Mas existe um detalhe que, na prática, acaba sendo negligenciado: abrir uma empresa é apenas o começo da jornada. Mantê-la regular exige organização, planejamento e acompanhamento constante.

Nesse sentido, tenho percebido que muitos profissionais ainda enxergam a burocracia como um problema secundário, algo que pode ser resolvido mais tarde. O problema é que esse “mais tarde” frequentemente chega acompanhado de multas, pendências fiscais e uma série de complicações que poderiam ter sido evitadas.

Vale destacar que a irregularidade raramente surge de uma única decisão equivocada. Ela costuma ser resultado do acúmulo de pequenas tarefas adiadas ao longo do tempo: uma declaração que deixou de ser enviada, uma obrigação acessória esquecida, uma nota fiscal emitida de forma incorreta ou a falta de acompanhamento sobre mudanças na legislação.

No início, esses detalhes parecem inofensivos. Mas a soma deles pode gerar impactos financeiros relevantes e, em alguns casos, comprometer a saúde do negócio. Existe também um comportamento muito comum entre profissionais que atuam como PJ: dedicar praticamente toda a energia ao trabalho que gera receita e deixar a gestão da empresa em segundo plano.

É compreensível, afinal, a prioridade está em atender clientes, entregar projetos e manter o faturamento em movimento. Mas ignorar a administração do próprio negócio pode se tornar um dos erros mais caros dessa trajetória. O prejuízo não se limita ao pagamento de multas ou juros, pois a irregularidade também gera insegurança. Muitos profissionais descobrem pendências justamente quando precisam comprovar a situação da empresa para fechar contratos, solicitar crédito, emitir documentos ou expandir suas atividades.

Além do impacto financeiro, há um custo silencioso que costuma ser subestimado: o tempo perdido para resolver problemas que poderiam ter sido evitados. Regularizar uma situação acumulada quase sempre exige mais esforço, mais recursos e mais desgaste do que manter a empresa organizada desde o início.

Na minha visão, existe uma mudança cultural importante acontecendo. O profissional PJ já não pode se enxergar apenas como um prestador de serviços. Ele é, na prática, o gestor de uma empresa, independentemente do seu tamanho.

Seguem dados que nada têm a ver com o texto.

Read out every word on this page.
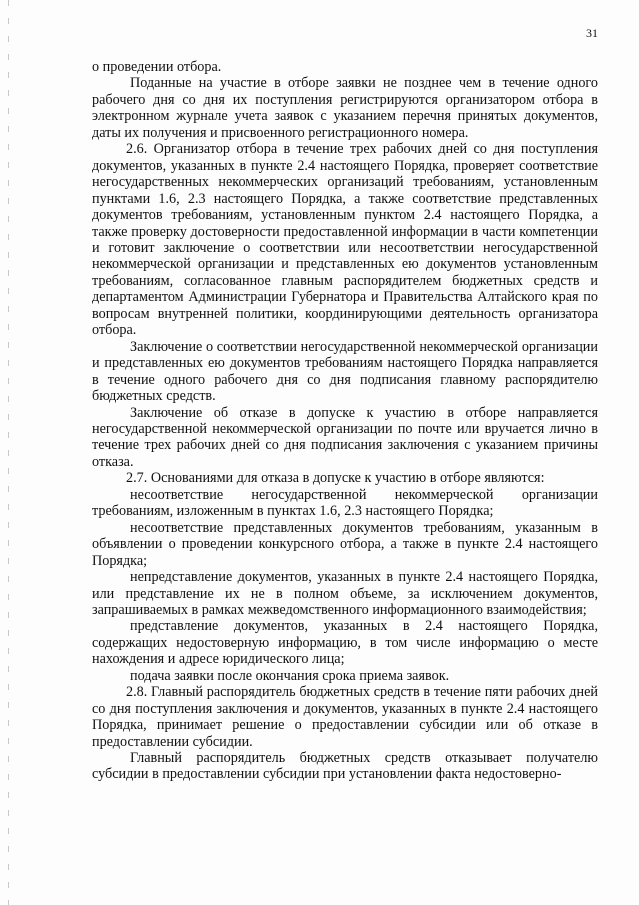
31

о проведении отбора.

Поданные на участие в отборе заявки не позднее чем в течение одного рабочего дня со дня их поступления регистрируются организатором отбора в электронном журнале учета заявок с указанием перечня принятых документов, даты их получения и присвоенного регистрационного номера.

2.6. Организатор отбора в течение трех рабочих дней со дня поступления документов, указанных в пункте 2.4 настоящего Порядка, проверяет соответствие негосударственных некоммерческих организаций требованиям, установленным пунктами 1.6, 2.3 настоящего Порядка, а также соответствие представленных документов требованиям, установленным пунктом 2.4 настоящего Порядка, а также проверку достоверности предоставленной информации в части компетенции и готовит заключение о соответствии или несоответствии негосударственной некоммерческой организации и представленных ею документов установленным требованиям, согласованное главным распорядителем бюджетных средств и департаментом Администрации Губернатора и Правительства Алтайского края по вопросам внутренней политики, координирующими деятельность организатора отбора.

Заключение о соответствии негосударственной некоммерческой организации и представленных ею документов требованиям настоящего Порядка направляется в течение одного рабочего дня со дня подписания главному распорядителю бюджетных средств.

Заключение об отказе в допуске к участию в отборе направляется негосударственной некоммерческой организации по почте или вручается лично в течение трех рабочих дней со дня подписания заключения с указанием причины отказа.

2.7. Основаниями для отказа в допуске к участию в отборе являются:

несоответствие негосударственной некоммерческой организации требованиям, изложенным в пунктах 1.6, 2.3 настоящего Порядка;

несоответствие представленных документов требованиям, указанным в объявлении о проведении конкурсного отбора, а также в пункте 2.4 настоящего Порядка;

непредставление документов, указанных в пункте 2.4 настоящего Порядка, или представление их не в полном объеме, за исключением документов, запрашиваемых в рамках межведомственного информационного взаимодействия;

представление документов, указанных в 2.4 настоящего Порядка, содержащих недостоверную информацию, в том числе информацию о месте нахождения и адресе юридического лица;

подача заявки после окончания срока приема заявок.

2.8. Главный распорядитель бюджетных средств в течение пяти рабочих дней со дня поступления заключения и документов, указанных в пункте 2.4 настоящего Порядка, принимает решение о предоставлении субсидии или об отказе в предоставлении субсидии.

Главный распорядитель бюджетных средств отказывает получателю субсидии в предоставлении субсидии при установлении факта недостоверно-
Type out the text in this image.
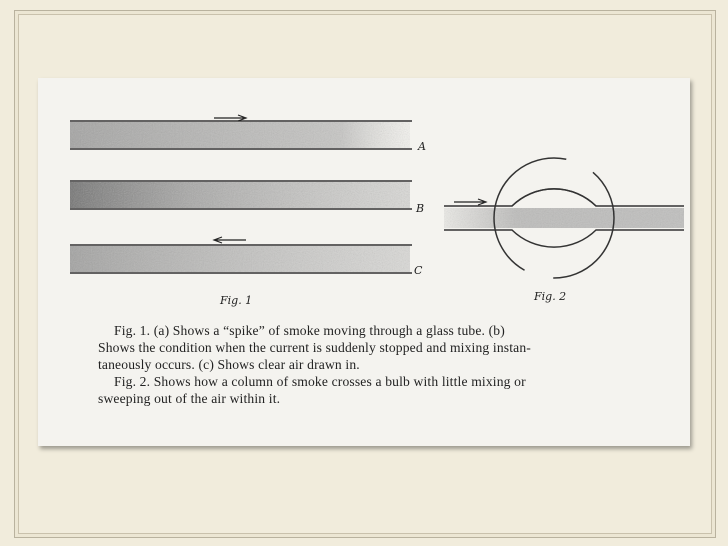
A
B
C
Fig. 1	Fig. 2

Fig. 1. (a) Shows a “spike” of smoke moving through a glass tube. (b)

Shows the condition when the current is suddenly stopped and mixing instan-

taneously occurs. (c) Shows clear air drawn in.

Fig. 2. Shows how a column of smoke crosses a bulb with little mixing or

sweeping out of the air within it.
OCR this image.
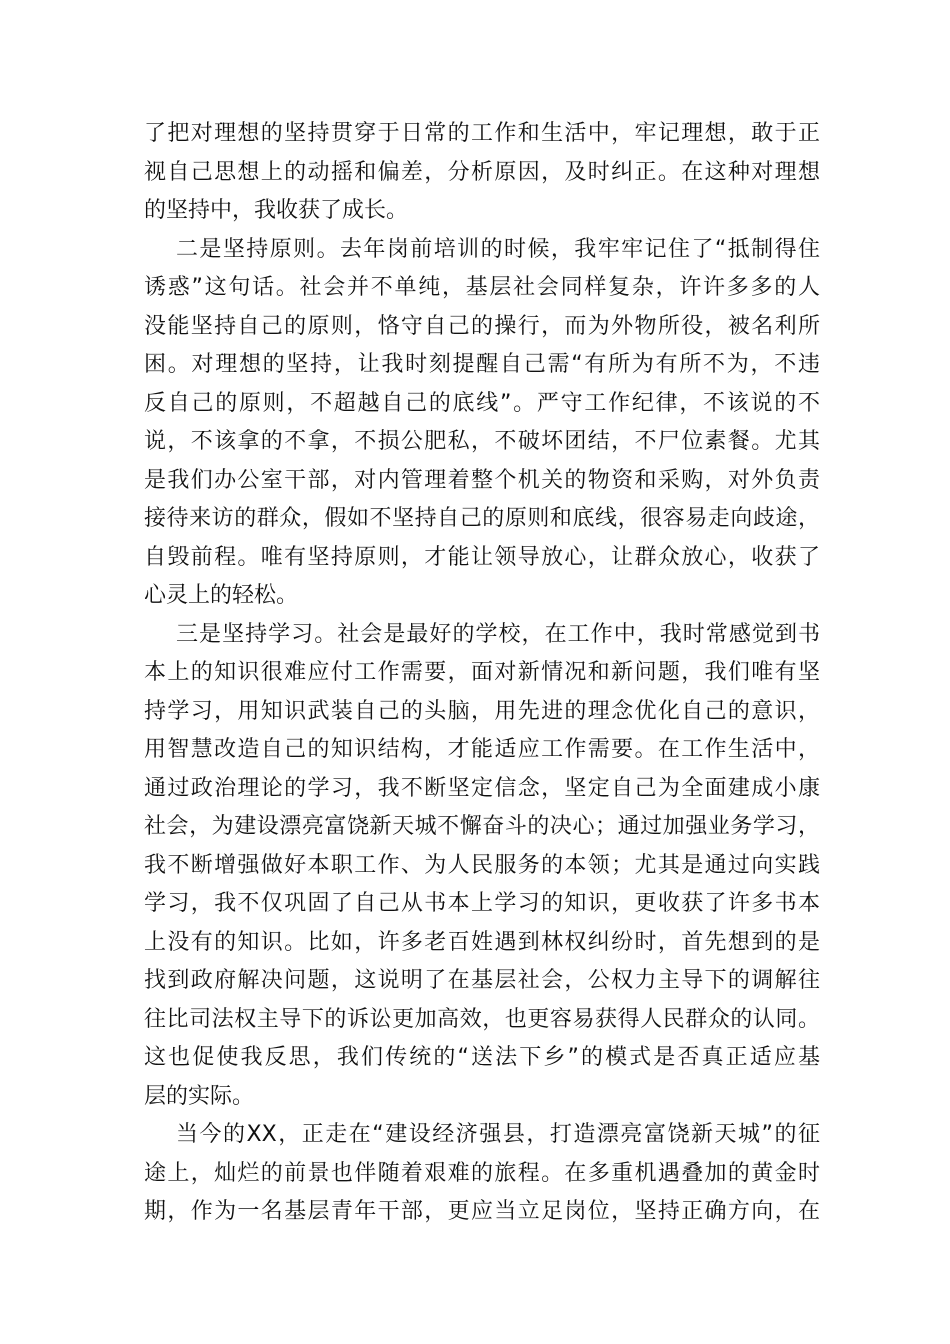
了把对理想的坚持贯穿于日常的工作和生活中，牢记理想，敢于正
视自己思想上的动摇和偏差，分析原因，及时纠正。在这种对理想
的坚持中，我收获了成长。
二是坚持原则。去年岗前培训的时候，我牢牢记住了“抵制得住
诱惑”这句话。社会并不单纯，基层社会同样复杂，许许多多的人
没能坚持自己的原则，恪守自己的操行，而为外物所役，被名利所
困。对理想的坚持，让我时刻提醒自己需“有所为有所不为，不违
反自己的原则，不超越自己的底线”。严守工作纪律，不该说的不
说，不该拿的不拿，不损公肥私，不破坏团结，不尸位素餐。尤其
是我们办公室干部，对内管理着整个机关的物资和采购，对外负责
接待来访的群众，假如不坚持自己的原则和底线，很容易走向歧途，
自毁前程。唯有坚持原则，才能让领导放心，让群众放心，收获了
心灵上的轻松。
三是坚持学习。社会是最好的学校，在工作中，我时常感觉到书
本上的知识很难应付工作需要，面对新情况和新问题，我们唯有坚
持学习，用知识武装自己的头脑，用先进的理念优化自己的意识，
用智慧改造自己的知识结构，才能适应工作需要。在工作生活中，
通过政治理论的学习，我不断坚定信念，坚定自己为全面建成小康
社会，为建设漂亮富饶新天城不懈奋斗的决心；通过加强业务学习，
我不断增强做好本职工作、为人民服务的本领；尤其是通过向实践
学习，我不仅巩固了自己从书本上学习的知识，更收获了许多书本
上没有的知识。比如，许多老百姓遇到林权纠纷时，首先想到的是
找到政府解决问题，这说明了在基层社会，公权力主导下的调解往
往比司法权主导下的诉讼更加高效，也更容易获得人民群众的认同。
这也促使我反思，我们传统的“送法下乡”的模式是否真正适应基
层的实际。
当今的XX，正走在“建设经济强县，打造漂亮富饶新天城”的征
途上，灿烂的前景也伴随着艰难的旅程。在多重机遇叠加的黄金时
期，作为一名基层青年干部，更应当立足岗位，坚持正确方向，在
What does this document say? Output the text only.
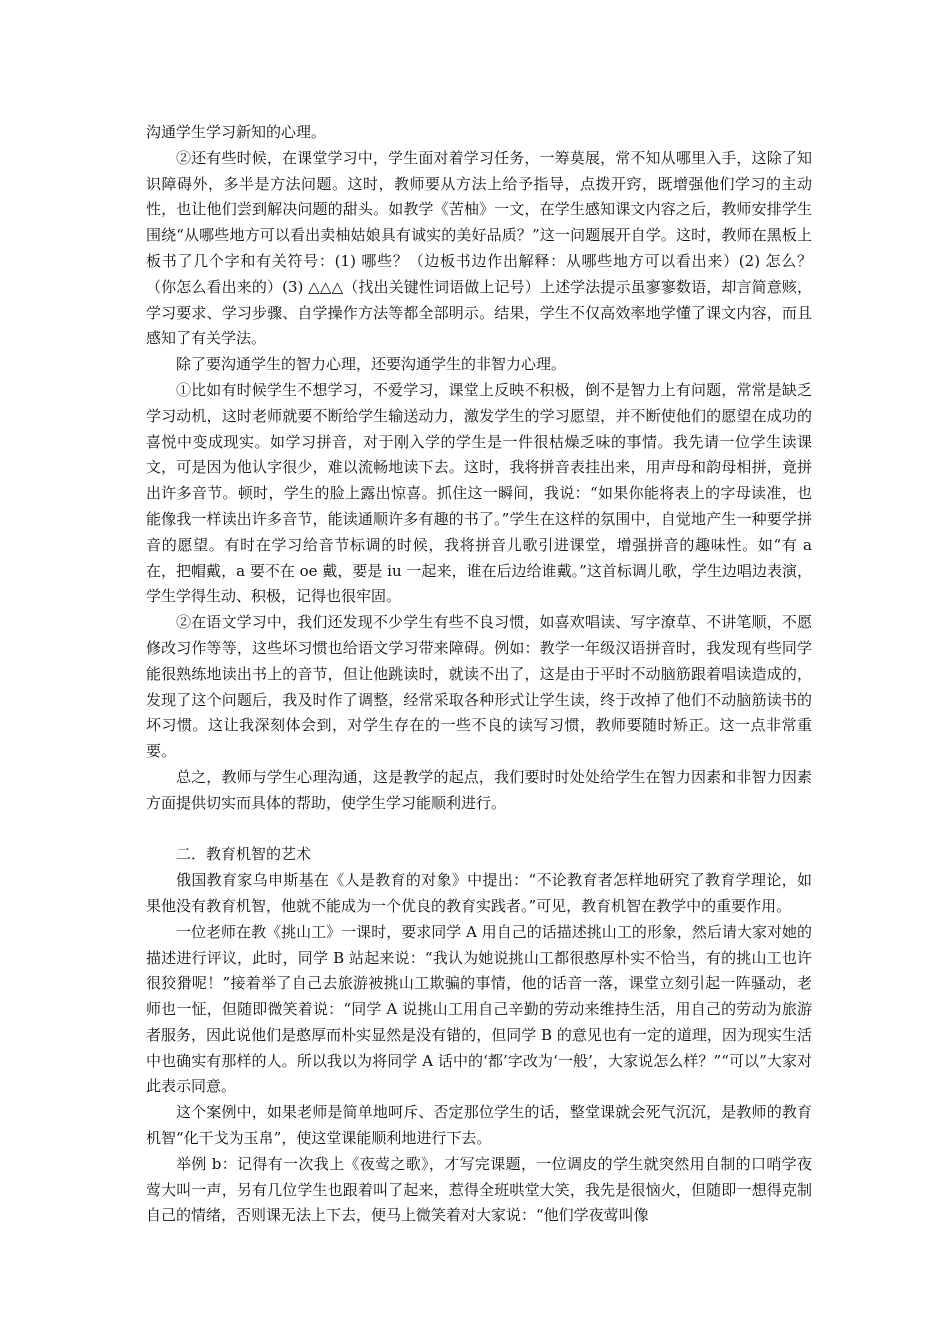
沟通学生学习新知的心理。

②还有些时候，在课堂学习中，学生面对着学习任务，一筹莫展，常不知从哪里入手，这除了知识障碍外，多半是方法问题。这时，教师要从方法上给予指导，点拨开窍，既增强他们学习的主动性，也让他们尝到解决问题的甜头。如教学《苦柚》一文，在学生感知课文内容之后，教师安排学生围绕“从哪些地方可以看出卖柚姑娘具有诚实的美好品质？”这一问题展开自学。这时，教师在黑板上板书了几个字和有关符号：(1) 哪些？（边板书边作出解释：从哪些地方可以看出来）(2) 怎么？（你怎么看出来的）(3) △△△（找出关键性词语做上记号）上述学法提示虽寥寥数语，却言简意赅，学习要求、学习步骤、自学操作方法等都全部明示。结果，学生不仅高效率地学懂了课文内容，而且感知了有关学法。

除了要沟通学生的智力心理，还要沟通学生的非智力心理。

①比如有时候学生不想学习，不爱学习，课堂上反映不积极，倒不是智力上有问题，常常是缺乏学习动机，这时老师就要不断给学生输送动力，激发学生的学习愿望，并不断使他们的愿望在成功的喜悦中变成现实。如学习拼音，对于刚入学的学生是一件很枯燥乏味的事情。我先请一位学生读课文，可是因为他认字很少，难以流畅地读下去。这时，我将拼音表挂出来，用声母和韵母相拼，竟拼出许多音节。顿时，学生的脸上露出惊喜。抓住这一瞬间，我说：“如果你能将表上的字母读准，也能像我一样读出许多音节，能读通顺许多有趣的书了。”学生在这样的氛围中，自觉地产生一种要学拼音的愿望。有时在学习给音节标调的时候，我将拼音儿歌引进课堂，增强拼音的趣味性。如“有 a 在，把帽戴，a 要不在 oe 戴，要是 iu 一起来，谁在后边给谁戴。”这首标调儿歌，学生边唱边表演，学生学得生动、积极，记得也很牢固。

②在语文学习中，我们还发现不少学生有些不良习惯，如喜欢唱读、写字潦草、不讲笔顺，不愿修改习作等等，这些坏习惯也给语文学习带来障碍。例如：教学一年级汉语拼音时，我发现有些同学能很熟练地读出书上的音节，但让他跳读时，就读不出了，这是由于平时不动脑筋跟着唱读造成的，发现了这个问题后，我及时作了调整，经常采取各种形式让学生读，终于改掉了他们不动脑筋读书的坏习惯。这让我深刻体会到，对学生存在的一些不良的读写习惯，教师要随时矫正。这一点非常重要。

总之，教师与学生心理沟通，这是教学的起点，我们要时时处处给学生在智力因素和非智力因素方面提供切实而具体的帮助，使学生学习能顺利进行。

二．教育机智的艺术

俄国教育家乌申斯基在《人是教育的对象》中提出：“不论教育者怎样地研究了教育学理论，如果他没有教育机智，他就不能成为一个优良的教育实践者。”可见，教育机智在教学中的重要作用。

一位老师在教《挑山工》一课时，要求同学 A 用自己的话描述挑山工的形象，然后请大家对她的描述进行评议，此时，同学 B 站起来说：“我认为她说挑山工都很憨厚朴实不恰当，有的挑山工也许很狡猾呢！”接着举了自己去旅游被挑山工欺骗的事情，他的话音一落，课堂立刻引起一阵骚动，老师也一怔，但随即微笑着说：“同学 A 说挑山工用自己辛勤的劳动来维持生活，用自己的劳动为旅游者服务，因此说他们是憨厚而朴实显然是没有错的，但同学 B 的意见也有一定的道理，因为现实生活中也确实有那样的人。所以我以为将同学 A 话中的‘都’字改为‘一般’，大家说怎么样？”“可以”大家对此表示同意。

这个案例中，如果老师是简单地呵斥、否定那位学生的话，整堂课就会死气沉沉，是教师的教育机智“化干戈为玉帛”，使这堂课能顺利地进行下去。

举例 b：记得有一次我上《夜莺之歌》，才写完课题，一位调皮的学生就突然用自制的口哨学夜莺大叫一声，另有几位学生也跟着叫了起来，惹得全班哄堂大笑，我先是很恼火，但随即一想得克制自己的情绪，否则课无法上下去，便马上微笑着对大家说：“他们学夜莺叫像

Quanto antes essa mentalidade for incorporada, menores serão os riscos e maiores as chances de crescimento. Porque a irregularidade não costuma ser um problema que aparece de repente. Ela se constrói aos poucos, em pequenas decisões adiadas diariamente, e quase sempre se revela quando o custo para corrigir já é muito maior do que o esforço necessário para evitar.